The Justice Minister said the Dec.17 decision of EU leaders whether to open membership talks with Turkey would reveal "if our relations with the EU are on the right track and if the EU is able to reconcile its own interests with ours."

Germany, which is home to two and a half million Turkish immigrants, has already said Chancellor Gerhard Schröder will vote in favor of beginning accession talks at the EU summit in two months. However, Cicek said he was worried that some Europeans were "astonishingly ignorant" about Turkey, and he feared this lack of knowledge and the misperceptions would sway the decision against the predominantly Muslim nation.

"Among public opinion in Europe, some people believe Turkey should not be admitted, no matter what it does.
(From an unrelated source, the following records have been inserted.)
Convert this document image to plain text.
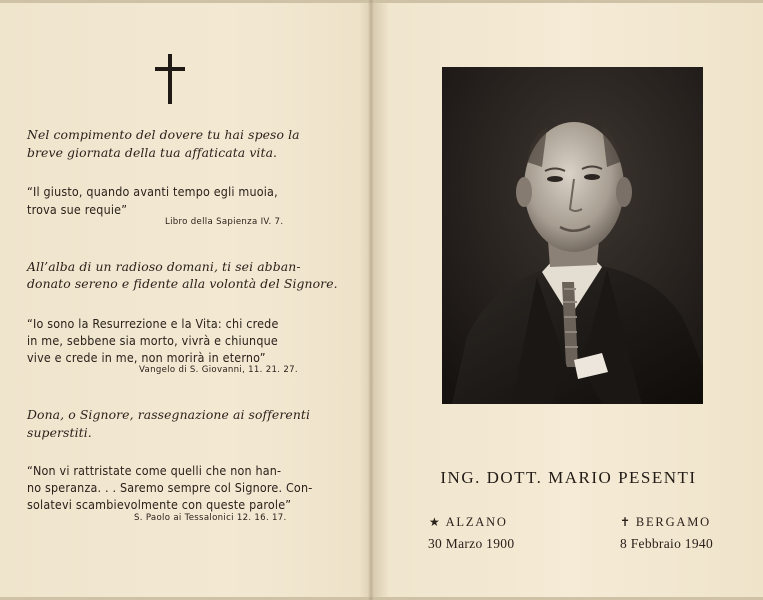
Nel compimento del dovere tu hai speso la

breve giornata della tua affaticata vita.

“Il giusto, quando avanti tempo egli muoia,

trova sue requie”

Libro della Sapienza IV. 7.

All’alba di un radioso domani, ti sei abban-

donato sereno e fidente alla volontà del Signore.

“Io sono la Resurrezione e la Vita: chi crede

in me, sebbene sia morto, vivrà e chiunque

vive e crede in me, non morirà in eterno”

Vangelo di S. Giovanni, 11. 21. 27.

Dona, o Signore, rassegnazione ai sofferenti

superstiti.

“Non vi rattristate come quelli che non han-

no speranza. . . Saremo sempre col Signore. Con-

solatevi scambievolmente con queste parole”

S. Paolo ai Tessalonici 12. 16. 17.

ING. DOTT. MARIO PESENTI
★ ALZANO
30 Marzo 1900
✝ BERGAMO
8 Febbraio 1940
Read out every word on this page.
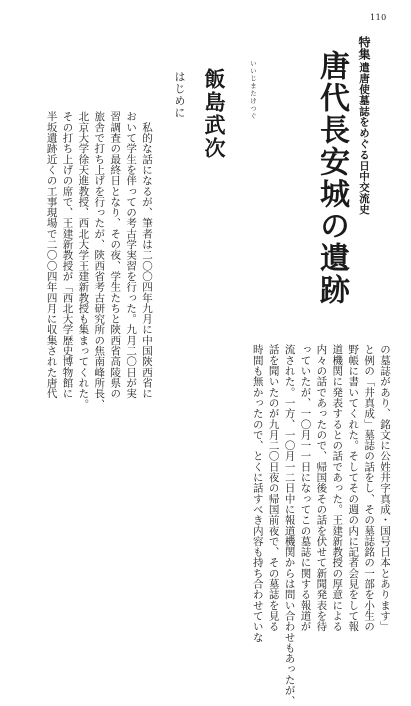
110
特集
遣唐使墓誌をめぐる日中交流史
唐代長安城の遺跡
いいじまたけつぐ
飯島武次
はじめに

　私的な話になるが、筆者は二〇〇四年九月に中国陝西省に

おいて学生を伴っての考古学実習を行った。九月二〇日が実

習調査の最終日となり、その夜、学生たちと陝西省高陵県の

旅舎で打ち上げを行ったが、陝西省考古研究所の焦南峰所長、

北京大学徐天進教授、西北大学王建新教授も集まってくれた。

その打ち上げの席で、王建新教授が「西北大学歴史博物館に

半坂遺跡近くの工事現場で二〇〇四年四月に収集された唐代

の墓誌があり、銘文に公姓井字真成・国号日本とあります」

と例の「井真成」墓誌の話をし、その墓誌銘の一部を小生の

野帳に書いてくれた。そしてその週の内に記者会見をして報

道機関に発表するとの話であった。王建新教授の厚意による

内々の話であったので、帰国後その話を伏せて新聞発表を待

っていたが、一〇月一一日になってこの墓誌に関する報道が

流された。一方、一〇月一二日中に報道機関からは問い合わせもあったが、

話を聞いたのが九月二〇日夜の帰国前夜で、その墓誌を見る

時間も無かったので、とくに話すべき内容も持ち合わせていな
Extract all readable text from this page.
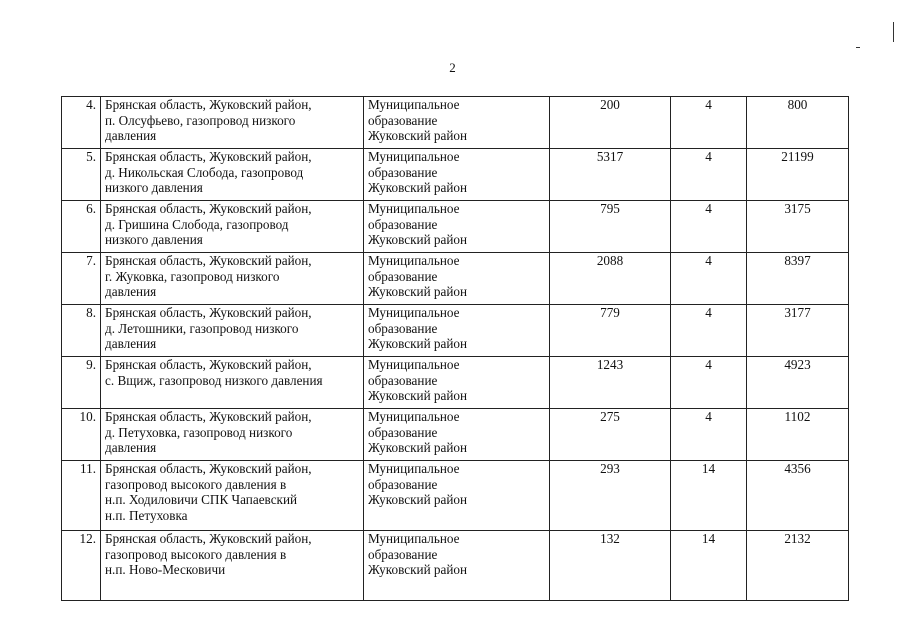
2
4.	Брянская область, Жуковский район,
п. Олсуфьево, газопровод низкого
давления	Муниципальное
образование
Жуковский район	200	4	800
5.	Брянская область, Жуковский район,
д. Никольская Слобода, газопровод
низкого давления	Муниципальное
образование
Жуковский район	5317	4	21199
6.	Брянская область, Жуковский район,
д. Гришина Слобода, газопровод
низкого давления	Муниципальное
образование
Жуковский район	795	4	3175
7.	Брянская область, Жуковский район,
г. Жуковка, газопровод низкого
давления	Муниципальное
образование
Жуковский район	2088	4	8397
8.	Брянская область, Жуковский район,
д. Летошники, газопровод низкого
давления	Муниципальное
образование
Жуковский район	779	4	3177
9.	Брянская область, Жуковский район,
с. Вщиж, газопровод низкого давления	Муниципальное
образование
Жуковский район	1243	4	4923
10.	Брянская область, Жуковский район,
д. Петуховка, газопровод низкого
давления	Муниципальное
образование
Жуковский район	275	4	1102
11.	Брянская область, Жуковский район,
газопровод высокого давления в
н.п. Ходиловичи СПК Чапаевский
н.п. Петуховка	Муниципальное
образование
Жуковский район	293	14	4356
12.	Брянская область, Жуковский район,
газопровод высокого давления в
н.п. Ново-Месковичи	Муниципальное
образование
Жуковский район	132	14	2132
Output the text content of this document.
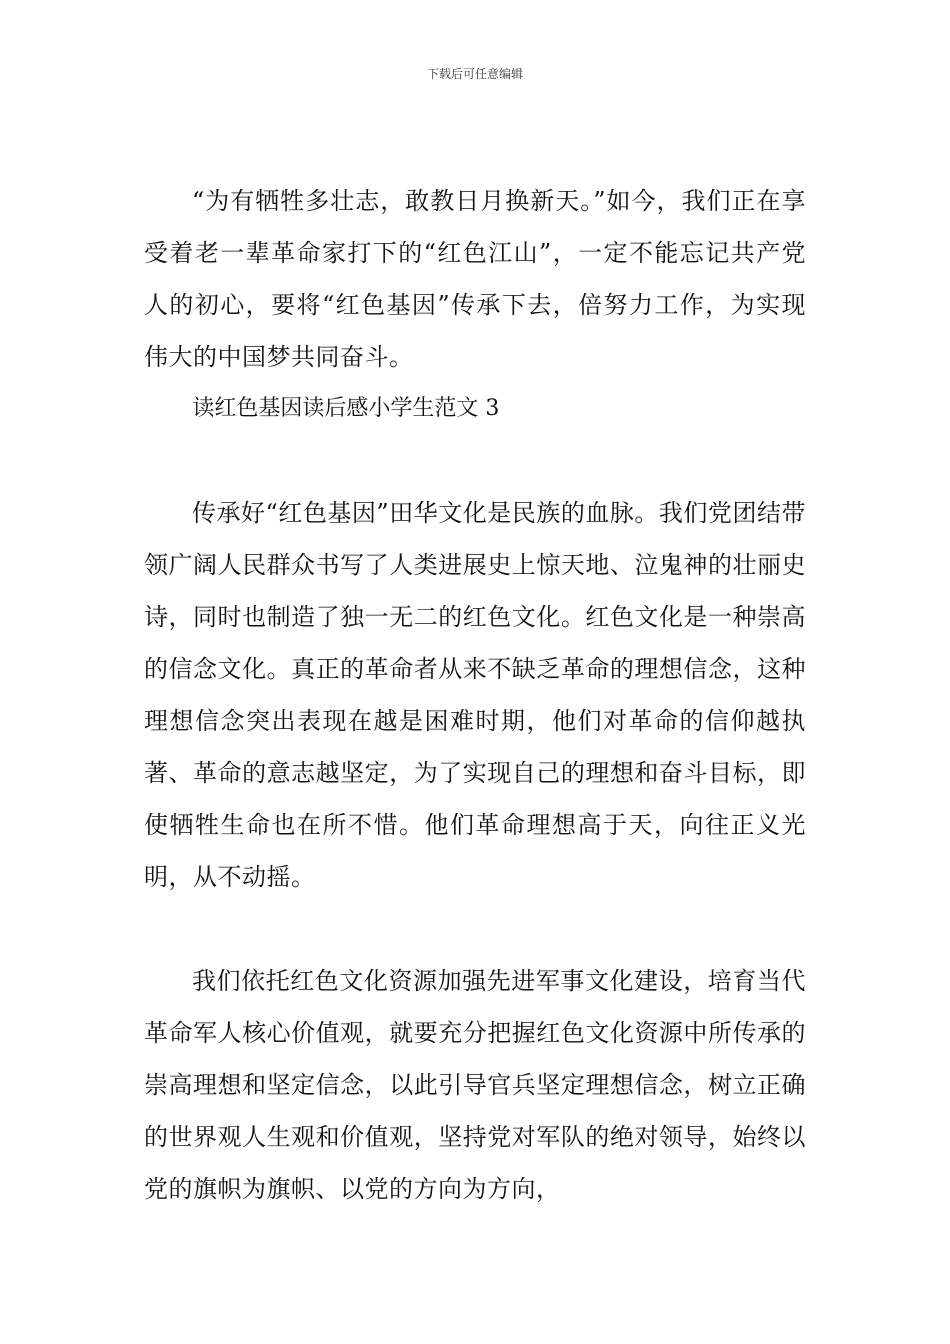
下载后可任意编辑

“为有牺牲多壮志，敢教日月换新天。”如今，我们正在享受着老一辈革命家打下的“红色江山”，一定不能忘记共产党人的初心，要将“红色基因”传承下去，倍努力工作，为实现伟大的中国梦共同奋斗。

读红色基因读后感小学生范文 3

传承好“红色基因”田华文化是民族的血脉。我们党团结带领广阔人民群众书写了人类进展史上惊天地、泣鬼神的壮丽史诗，同时也制造了独一无二的红色文化。红色文化是一种崇高的信念文化。真正的革命者从来不缺乏革命的理想信念，这种理想信念突出表现在越是困难时期，他们对革命的信仰越执著、革命的意志越坚定，为了实现自己的理想和奋斗目标，即使牺牲生命也在所不惜。他们革命理想高于天，向往正义光明，从不动摇。

我们依托红色文化资源加强先进军事文化建设，培育当代革命军人核心价值观，就要充分把握红色文化资源中所传承的崇高理想和坚定信念，以此引导官兵坚定理想信念，树立正确的世界观人生观和价值观，坚持党对军队的绝对领导，始终以党的旗帜为旗帜、以党的方向为方向，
This is one reason among many others that we are worried," he said while in the German capital to drum up support for Turkey's entry into the European bloc.

Skeptics unconvinced

Cicek said the Oct. 6 European Commission report that recommended Turkey be allowed to start talks, while expressing certain reservations specifically on labor migration and the prospects of continued progress in legal reforms, would not convince the skeptics.

"The report was like a plate of rice that when you taste it, you find pieces of grit which look like grains of rice," Cicek explained.

German Interior Minister Otto Schily, a member of Schröder's Social Democrats Party, stressed Germany's support for Turkey's bid, but warned that even if it were given the green light, much work still lay ahead.

"Have no illusions, the road ahead is long and strewn with obstacles," Schily said in a speech on Thursday.